Monsieur le Premier ministre, depuis la fermeture du centre humanitaire provisoire de Paris, les demandeurs d’asile et migrants ne sont plus accueillis et orientés au fur et à mesure de leur arrivée dans la capitale. Dans le nord-est de Paris, et notamment près du centre commercial du Millénaire, se sont reconstitués des campements de masse indignes de notre République : indignes pour ceux qui y vivent, indignes pour les riverains, indignes de la sixième puissance économique au monde.
Le système mis en place par l’État pour prendre le relais n’est pas suffisant sur le plan quantitatif. Sur le plan qualitatif, ce système exclut la moitié des migrants – ceux dont les empreintes ont été enregistrées dans un autre État de l’Union –, mais ne propose aucune alternative. Comment dès lors s’étonner que les campements grossissent ?
En outre, les ONG demandent à être assistées par la police, qui actuellement refuse de collaborer. Or sans la présence d’ONG et de policiers, un campement de 1 500 personnes devient tout simplement une zone de non-droit. Deux migrants ont été récemment retrouvés noyés, ce qui était craint à juste titre. La ville de Paris alerte depuis des semaines sur l’urgence à agir ; elle a pris des mesures indispensables de salubrité, mais est arrivée aux limites de ce qu’une ville peut faire.
C’est l’État, c’est le ministère de l’intérieur qui est compétent en matière de demande d’asile et d’hébergement d’urgence des personnes sans abri. Seule l’organisation de l’accueil au fur et à mesure des arrivées, avec un diagnostic et une orientation, est de nature à mettre fin à ce chaos. Enfin, vous devez proposer à ces personnes vulnérables une solution avant l’évacuation.
Monsieur le Premier ministre, comment le Gouvernement compte-t-il sortir de cette crise et garantir l’ordre public dans les quartiers concernés par ces campements de masse, qui n’en peuvent plus ?
Mme Jacqueline Gourault, ministre auprès du ministre d’État, ministre de l’intérieur.
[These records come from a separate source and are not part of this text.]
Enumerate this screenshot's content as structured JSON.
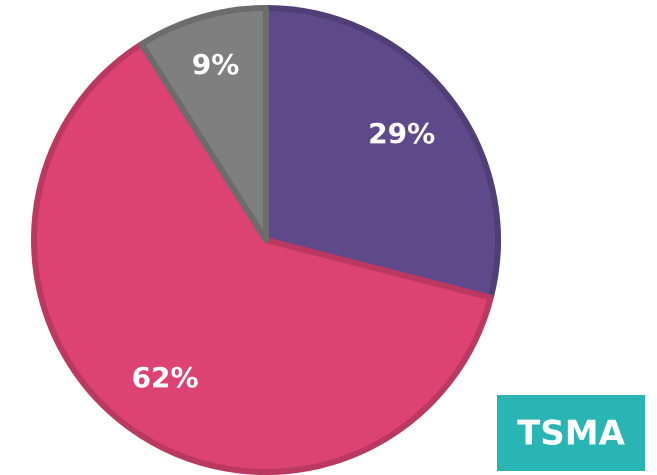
{
  "chart_data": {
    "type": "pie",
    "values": [
      29,
      62,
      9
    ],
    "value_labels": [
      "29%",
      "62%",
      "9%"
    ],
    "colors": [
      "#5e4a8b",
      "#dc4372",
      "#7f7f7f"
    ],
    "start_angle": 0,
    "direction": "clockwise",
    "annotation": "TSMA"
  }
}
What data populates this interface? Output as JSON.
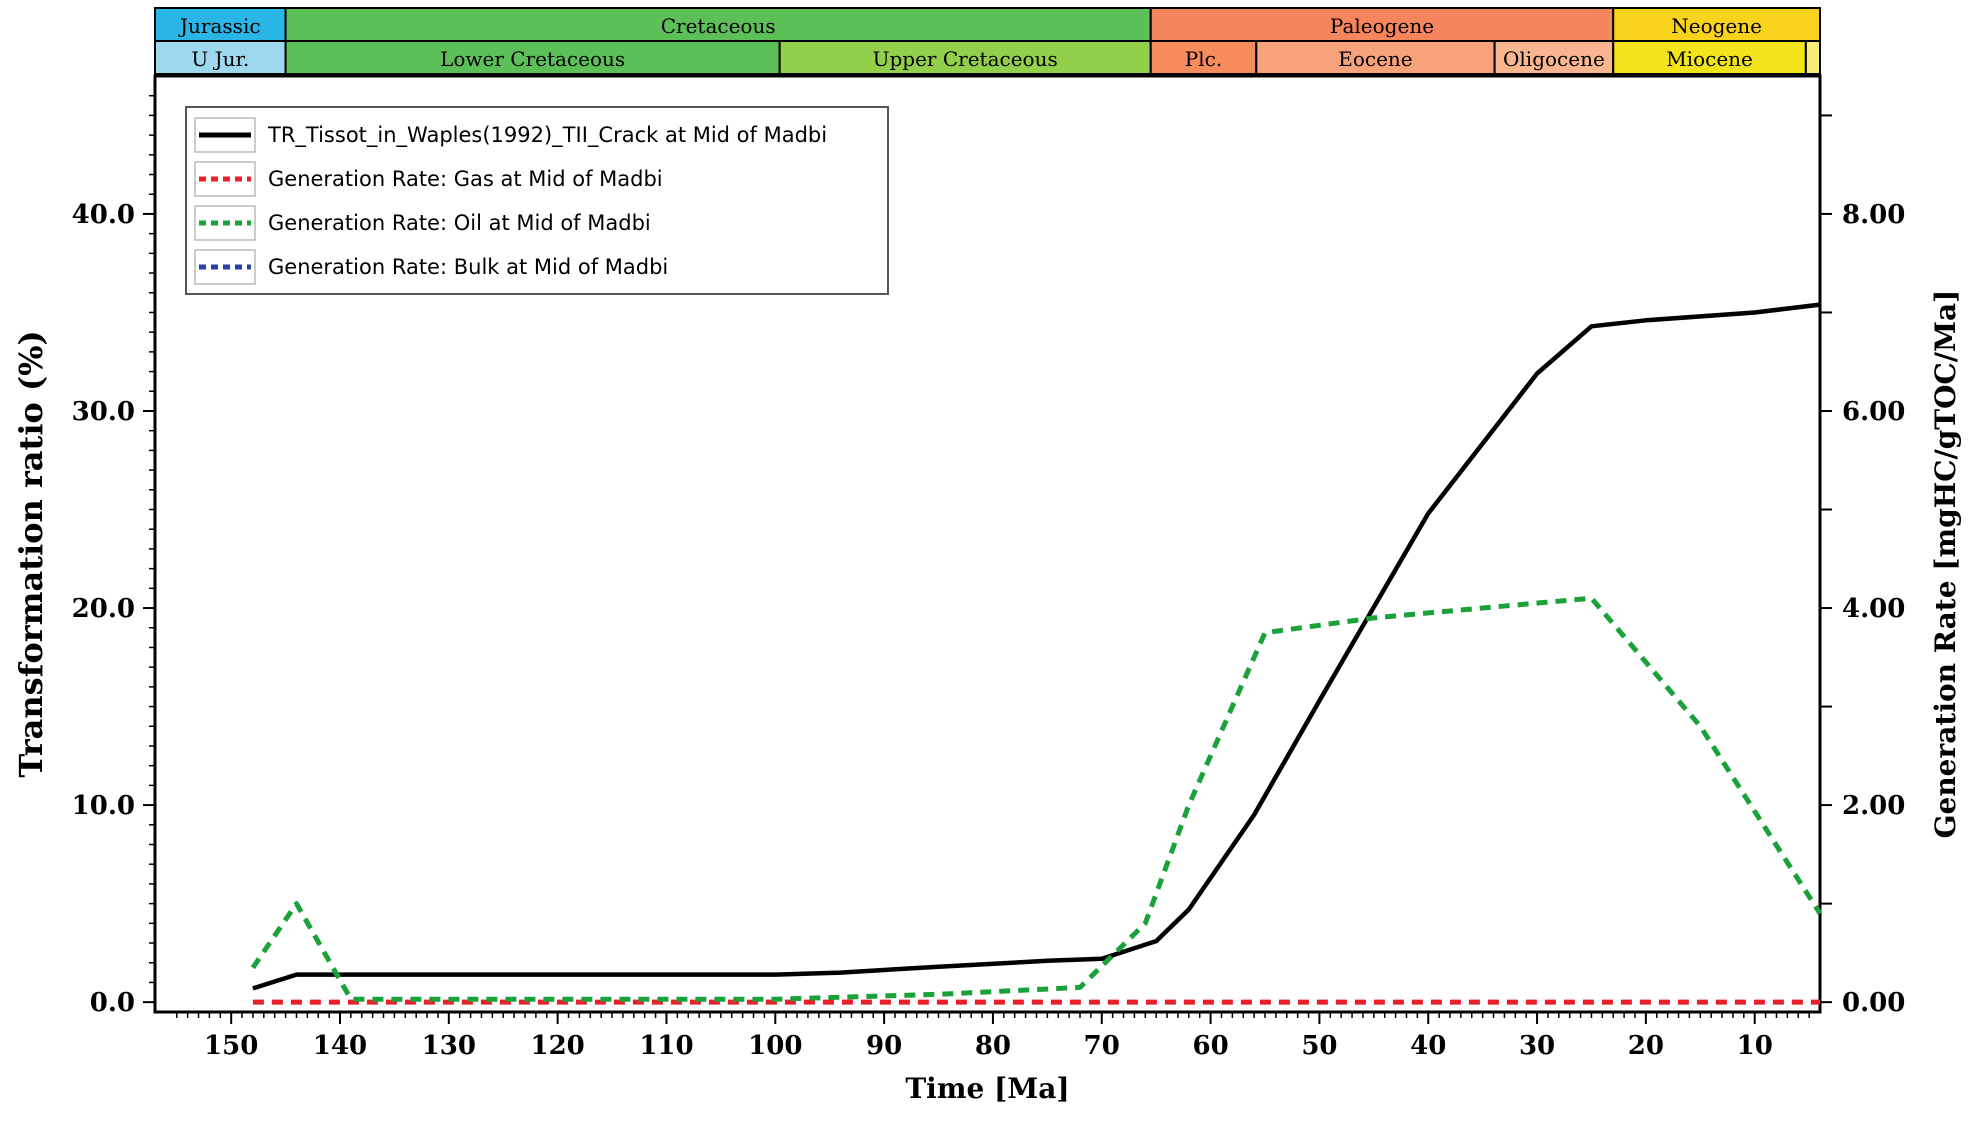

Madame la députée, l’objectif de l’État à Paris est clair : d’une part, une opération d’évacuation des campements est en cours de préparation ; d’autre part, nous voulons éviter la reconstitution de ces campements qui, comme vous l’avez souligné, sont indignes pour les personnes et occasionnent parfois des troubles à l’ordre public. Nous espérons, à cet égard, pouvoir compter sur le soutien de la mairie de Paris. On a pu le constater par le passé : la politique consistant à héberger tout le monde sans examiner les situations ne conduit qu’à la répétition des opérations de mise à l’abri, puis d’évacuation, sans fin. Il faut absolument que s’applique le droit.
En outre, dans cet accueil, chacun doit prendre ses responsabilités. Aujourd’hui, 95 % des migrants qui arrivent à Paris sont hébergés en dehors de la capitale : soit en banlieue, soit en province. Pour éviter cela, il faut lier situation administrative des migrants et hébergement plutôt que de continuer à mener une politique d’hébergement indifférenciée des personnes arrivant sur le territoire français. C’est le sens des dispositifs que nous avons mis en place : quatre structures d’accueil de jour sont désormais ouvertes, les centres d’accueil et d’examen des situations – CAES – parisiens comptent aujourd’hui 700 places permettant de garantir l’hébergement de 500 nouvelles personnes par semaine. Il faut éviter toute naïveté : les campements parisiens se composent aujourd’hui en très large partie de personnes qui refusent les mises à l’abri parce qu’elles veulent se soustraire à l’examen des situations administratives ; on note aussi la présence de filières. Face à ces situations, la seule solution est l’application du droit, et avant tout du droit de séjour.